SPOILER WARNING-------Brutally honest review with spoilers ahead:
Noomi Rapace plays Nadia, a quieter, more mouse-like variation on her character from Dead Man Down, but does it fairly well. Good solid acting, but nothing new for her or the screen. Gandolfini is equally good as Marv, and all the supporting cast hold up their end.
Tom Hardy does a great job as Bob, assuming they meant for the observant members of the audience to decide that he's an emotionally repressed loner who has probably killed somebody within the first 15 mins of the film.
The script is good. It's solid noir crime drama.
But the only surprising thing that happened in this film was when I read reviews that well respected critics thought it was surprising.
Lets put it this way; the movie opens focused on a bartender who never smiles, lives alone, and doesn't really talk with his customers.
He's totally a nice guy, right? No way this guy is anything fishy.
Fairly early, he stresses in a mostly non-emoting way about a dog he finds in his neighbor's trash, verbally and repeatedly unsure enough about the responsibility of keeping it that his hard-boiled boss Marv finally tells him that "It's just a dog, it's not like your mentally retarded relative showed up on your doorstep in a wheelchair with a colostomy bag hanging out of his ass.

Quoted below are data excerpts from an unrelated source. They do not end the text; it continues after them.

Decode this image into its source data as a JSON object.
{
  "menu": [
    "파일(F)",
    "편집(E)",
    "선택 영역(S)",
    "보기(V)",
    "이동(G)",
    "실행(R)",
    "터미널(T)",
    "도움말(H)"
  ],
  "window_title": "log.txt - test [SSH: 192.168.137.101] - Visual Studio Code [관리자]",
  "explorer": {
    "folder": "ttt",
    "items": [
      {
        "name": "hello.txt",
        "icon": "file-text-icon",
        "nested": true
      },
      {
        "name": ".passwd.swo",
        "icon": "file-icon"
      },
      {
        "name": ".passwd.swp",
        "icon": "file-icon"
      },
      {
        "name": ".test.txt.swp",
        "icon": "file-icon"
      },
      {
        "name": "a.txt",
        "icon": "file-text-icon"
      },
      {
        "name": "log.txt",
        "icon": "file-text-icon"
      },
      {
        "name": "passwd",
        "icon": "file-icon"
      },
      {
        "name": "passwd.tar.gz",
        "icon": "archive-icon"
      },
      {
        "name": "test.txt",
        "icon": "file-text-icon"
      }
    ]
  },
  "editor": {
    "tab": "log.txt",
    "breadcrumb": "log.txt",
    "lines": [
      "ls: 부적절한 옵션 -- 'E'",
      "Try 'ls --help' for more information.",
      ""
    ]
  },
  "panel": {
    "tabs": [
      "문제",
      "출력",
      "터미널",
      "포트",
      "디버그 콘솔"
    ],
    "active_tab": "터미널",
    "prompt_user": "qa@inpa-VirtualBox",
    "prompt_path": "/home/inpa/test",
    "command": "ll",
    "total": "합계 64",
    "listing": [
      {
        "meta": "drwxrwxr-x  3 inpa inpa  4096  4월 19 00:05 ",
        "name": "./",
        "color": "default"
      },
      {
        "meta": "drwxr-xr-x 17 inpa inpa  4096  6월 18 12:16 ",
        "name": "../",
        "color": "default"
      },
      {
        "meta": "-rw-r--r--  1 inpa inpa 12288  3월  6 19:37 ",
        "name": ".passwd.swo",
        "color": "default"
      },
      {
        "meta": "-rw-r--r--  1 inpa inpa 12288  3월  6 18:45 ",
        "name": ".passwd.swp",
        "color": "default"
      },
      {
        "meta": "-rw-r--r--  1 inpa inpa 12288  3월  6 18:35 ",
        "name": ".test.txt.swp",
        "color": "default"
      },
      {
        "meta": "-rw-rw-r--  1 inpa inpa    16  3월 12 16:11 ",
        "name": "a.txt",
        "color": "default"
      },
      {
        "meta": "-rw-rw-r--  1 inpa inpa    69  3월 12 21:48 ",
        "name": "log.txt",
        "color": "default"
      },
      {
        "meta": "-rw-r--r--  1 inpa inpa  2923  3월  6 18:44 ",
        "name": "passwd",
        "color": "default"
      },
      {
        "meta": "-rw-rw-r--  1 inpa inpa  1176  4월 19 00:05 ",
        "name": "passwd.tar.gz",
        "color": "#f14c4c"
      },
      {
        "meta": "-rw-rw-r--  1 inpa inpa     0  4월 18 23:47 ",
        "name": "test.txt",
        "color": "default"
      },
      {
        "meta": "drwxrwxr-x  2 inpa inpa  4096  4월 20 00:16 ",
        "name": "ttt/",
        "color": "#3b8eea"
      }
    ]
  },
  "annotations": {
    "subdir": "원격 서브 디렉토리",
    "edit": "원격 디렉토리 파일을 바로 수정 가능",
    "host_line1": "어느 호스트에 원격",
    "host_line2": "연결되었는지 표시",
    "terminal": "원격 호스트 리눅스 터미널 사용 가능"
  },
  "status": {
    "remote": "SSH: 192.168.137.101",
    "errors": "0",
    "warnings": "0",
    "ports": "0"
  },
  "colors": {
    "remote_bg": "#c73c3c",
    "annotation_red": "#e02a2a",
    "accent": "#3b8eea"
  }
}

It's a dog." That was probably Gandolfini's best line, and it also makes a good point about the film. Bob isn't "lonely" like the film's studio blurb says, he's a loner. He doesn't know anything about dogs, girls, or people, but he has no problems wrapping up and disposing of a random body part that gets dropped off at the bar along with some recovered cash. The repeated mention of a local kid who got killed 10 years ago, and the lingering camera attention on a random heating oil tank in Bob's basement tell us he did it long before he kills a local loudmouth who claims to have committed the crime, while telling us all in detail about chopping him up, soaking him in lye and closing the tank up with him inside.

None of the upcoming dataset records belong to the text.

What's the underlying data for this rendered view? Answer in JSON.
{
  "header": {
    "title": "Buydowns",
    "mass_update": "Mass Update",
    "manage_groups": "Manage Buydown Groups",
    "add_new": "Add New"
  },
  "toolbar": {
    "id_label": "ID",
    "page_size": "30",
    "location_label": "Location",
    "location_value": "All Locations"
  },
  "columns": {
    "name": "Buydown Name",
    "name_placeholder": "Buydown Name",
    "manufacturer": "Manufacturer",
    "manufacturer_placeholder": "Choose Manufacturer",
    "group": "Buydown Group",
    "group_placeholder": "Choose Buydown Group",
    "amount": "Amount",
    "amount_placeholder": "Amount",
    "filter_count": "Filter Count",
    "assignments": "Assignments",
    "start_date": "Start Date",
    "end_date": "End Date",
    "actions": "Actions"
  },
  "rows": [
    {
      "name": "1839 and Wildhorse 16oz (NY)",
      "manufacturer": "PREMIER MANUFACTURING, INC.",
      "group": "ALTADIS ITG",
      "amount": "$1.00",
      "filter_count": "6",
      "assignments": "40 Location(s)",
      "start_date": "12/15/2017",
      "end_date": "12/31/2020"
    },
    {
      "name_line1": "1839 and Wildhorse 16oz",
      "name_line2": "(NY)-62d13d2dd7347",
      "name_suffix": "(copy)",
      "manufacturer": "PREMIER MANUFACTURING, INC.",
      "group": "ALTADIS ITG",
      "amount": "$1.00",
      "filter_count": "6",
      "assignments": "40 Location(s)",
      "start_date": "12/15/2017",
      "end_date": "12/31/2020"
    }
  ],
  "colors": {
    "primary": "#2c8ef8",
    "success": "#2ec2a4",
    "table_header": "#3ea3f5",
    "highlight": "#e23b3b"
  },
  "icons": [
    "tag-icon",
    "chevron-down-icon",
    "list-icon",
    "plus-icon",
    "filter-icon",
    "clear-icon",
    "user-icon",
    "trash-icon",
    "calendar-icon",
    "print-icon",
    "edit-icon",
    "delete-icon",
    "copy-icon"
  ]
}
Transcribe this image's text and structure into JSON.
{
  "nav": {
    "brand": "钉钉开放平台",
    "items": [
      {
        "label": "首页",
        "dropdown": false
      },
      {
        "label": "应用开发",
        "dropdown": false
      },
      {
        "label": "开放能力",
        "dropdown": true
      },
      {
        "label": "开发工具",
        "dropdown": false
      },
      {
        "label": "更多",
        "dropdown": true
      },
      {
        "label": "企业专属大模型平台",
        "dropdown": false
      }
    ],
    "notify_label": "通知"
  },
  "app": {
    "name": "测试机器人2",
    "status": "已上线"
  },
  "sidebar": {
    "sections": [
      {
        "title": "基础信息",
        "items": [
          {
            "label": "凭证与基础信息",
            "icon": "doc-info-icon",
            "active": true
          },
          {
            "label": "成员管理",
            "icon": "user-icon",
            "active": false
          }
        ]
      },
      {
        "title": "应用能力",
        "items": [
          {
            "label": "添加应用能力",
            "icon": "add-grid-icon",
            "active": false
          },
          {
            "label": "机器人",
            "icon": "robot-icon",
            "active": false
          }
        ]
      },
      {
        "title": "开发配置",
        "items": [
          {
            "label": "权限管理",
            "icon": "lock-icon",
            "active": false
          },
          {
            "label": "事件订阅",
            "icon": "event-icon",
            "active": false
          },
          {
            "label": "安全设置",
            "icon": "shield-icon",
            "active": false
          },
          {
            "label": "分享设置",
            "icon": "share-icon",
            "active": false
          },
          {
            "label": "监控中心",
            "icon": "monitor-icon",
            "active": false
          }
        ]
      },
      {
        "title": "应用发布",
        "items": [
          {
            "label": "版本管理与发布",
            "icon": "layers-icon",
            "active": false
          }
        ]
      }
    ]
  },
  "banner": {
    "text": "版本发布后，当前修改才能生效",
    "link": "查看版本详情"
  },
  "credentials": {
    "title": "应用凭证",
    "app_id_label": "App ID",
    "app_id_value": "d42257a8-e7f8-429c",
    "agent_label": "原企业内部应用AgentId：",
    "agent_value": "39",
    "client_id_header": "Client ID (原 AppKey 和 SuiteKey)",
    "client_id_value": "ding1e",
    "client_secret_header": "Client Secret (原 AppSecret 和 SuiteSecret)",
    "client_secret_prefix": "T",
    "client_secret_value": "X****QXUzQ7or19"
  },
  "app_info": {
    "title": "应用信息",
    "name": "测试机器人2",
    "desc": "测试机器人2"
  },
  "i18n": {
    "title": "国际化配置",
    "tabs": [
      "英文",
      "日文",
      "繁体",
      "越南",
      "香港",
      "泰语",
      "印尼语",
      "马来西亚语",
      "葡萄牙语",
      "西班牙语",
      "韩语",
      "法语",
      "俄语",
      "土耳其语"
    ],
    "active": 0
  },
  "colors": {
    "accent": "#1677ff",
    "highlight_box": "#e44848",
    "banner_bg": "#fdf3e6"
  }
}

None of this is a surprise.
It's not even a surprise that nearly everyone dies, or that Bob, the puppy Rocco (who WAS admittedly adorable) and Nadia seem to be on their way to living a happy (if gritty) ever after.
The end wash? It's a good movie. Go see it.
But don't expect gripping action, or surprises, unless you thought Dexter was a nice boy too.
This review of The Drop (2014) was written by Lj L on 22 Sep 2014.
The Drop has generally received positive reviews.